Kenya has less than 30 projects registered or already certified green, most of which are found in the capital Nairobi. The government has ambitious plans to take the construction industry green. As far back as 2004, the government of Kenya created a policy for sustainable human settlements to promote the use of appropriate building technologies and materials.
UN-Habitat set the ball rolling on rating systems with the 2010 Conference on Promoting Green Building Rating in Africa, held in Nairobi as part of its Cities and Climate Change Initiative (CCCI). The Conference produced the Nairobi Declaration on Green Building for Africa.

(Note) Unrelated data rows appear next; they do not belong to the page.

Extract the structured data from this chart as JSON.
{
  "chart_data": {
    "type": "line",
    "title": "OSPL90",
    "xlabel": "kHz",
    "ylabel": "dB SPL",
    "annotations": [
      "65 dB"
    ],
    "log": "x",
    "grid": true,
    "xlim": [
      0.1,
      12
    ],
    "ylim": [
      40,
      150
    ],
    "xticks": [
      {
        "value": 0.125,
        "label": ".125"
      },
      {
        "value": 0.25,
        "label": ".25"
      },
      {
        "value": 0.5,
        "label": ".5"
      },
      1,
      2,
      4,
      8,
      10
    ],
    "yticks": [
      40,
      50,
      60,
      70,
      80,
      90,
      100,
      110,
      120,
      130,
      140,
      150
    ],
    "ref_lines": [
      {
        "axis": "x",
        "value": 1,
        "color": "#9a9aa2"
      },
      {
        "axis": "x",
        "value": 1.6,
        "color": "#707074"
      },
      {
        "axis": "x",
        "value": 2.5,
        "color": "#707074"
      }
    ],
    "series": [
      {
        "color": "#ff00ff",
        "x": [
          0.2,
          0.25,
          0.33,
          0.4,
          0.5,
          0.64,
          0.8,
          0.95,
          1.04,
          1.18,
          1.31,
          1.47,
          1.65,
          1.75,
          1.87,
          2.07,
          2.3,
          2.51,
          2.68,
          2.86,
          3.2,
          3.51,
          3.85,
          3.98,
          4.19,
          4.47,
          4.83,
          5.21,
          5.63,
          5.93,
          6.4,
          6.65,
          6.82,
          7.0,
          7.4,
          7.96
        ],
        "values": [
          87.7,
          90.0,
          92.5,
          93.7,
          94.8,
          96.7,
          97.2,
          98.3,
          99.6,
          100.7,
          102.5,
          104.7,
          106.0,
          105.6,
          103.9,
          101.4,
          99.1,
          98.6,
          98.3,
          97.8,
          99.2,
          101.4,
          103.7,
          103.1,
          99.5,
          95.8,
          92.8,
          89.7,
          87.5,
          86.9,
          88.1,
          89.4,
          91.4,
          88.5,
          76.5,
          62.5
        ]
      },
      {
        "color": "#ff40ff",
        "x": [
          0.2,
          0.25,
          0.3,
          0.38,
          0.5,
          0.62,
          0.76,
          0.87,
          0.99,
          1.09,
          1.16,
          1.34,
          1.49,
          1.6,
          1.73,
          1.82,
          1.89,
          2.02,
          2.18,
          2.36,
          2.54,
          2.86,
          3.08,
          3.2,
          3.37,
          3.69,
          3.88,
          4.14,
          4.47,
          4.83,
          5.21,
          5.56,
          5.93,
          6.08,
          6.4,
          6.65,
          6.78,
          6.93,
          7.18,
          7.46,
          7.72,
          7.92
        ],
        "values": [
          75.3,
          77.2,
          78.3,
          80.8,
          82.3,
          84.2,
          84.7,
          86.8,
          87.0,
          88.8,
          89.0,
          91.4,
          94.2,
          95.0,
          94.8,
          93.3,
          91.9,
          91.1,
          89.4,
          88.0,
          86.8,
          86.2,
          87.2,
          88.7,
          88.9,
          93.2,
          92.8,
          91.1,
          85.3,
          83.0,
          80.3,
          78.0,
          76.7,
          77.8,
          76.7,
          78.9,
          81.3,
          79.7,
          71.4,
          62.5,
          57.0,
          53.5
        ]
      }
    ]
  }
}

Later a number of government strategies, institutions and specific targets were put in place. The aspiration is captured in the country’s Green Economy Strategy and Implementation Plan 2016-2030 (GESIP) and the National Climate Change Action Plan to guide the country’s transformation to an inclusive green economy.
Having recognized the critical role of the built environment in climate change the Government has identified and empowered the Kenya Building Research Centre to champion and coordinate the administration’s climate change mitigation and adaptation outlined in the Centre’s Strategic Plan (2017/2018 – 2021/2022). Kenya targets 75% of all new and renovated public and private major buildings to be certified green by the year 2030.
The main challenges for the country’s leadership and the professional associations remains the ubiquitous adoption of expert services in building projects and the speed of public utilities infrastructure expansion. Despite an on-going building boom majority of private property developers do not employ qualified consultants in their construction projects, most of them put up on under serviced plots.
About the Author:
George Arabbu is the chairperson of the AAK architects’ chapter. He is an architect, Partner of Sitescape Studio Limited. based in Nairobi and Mombasa, Kenya.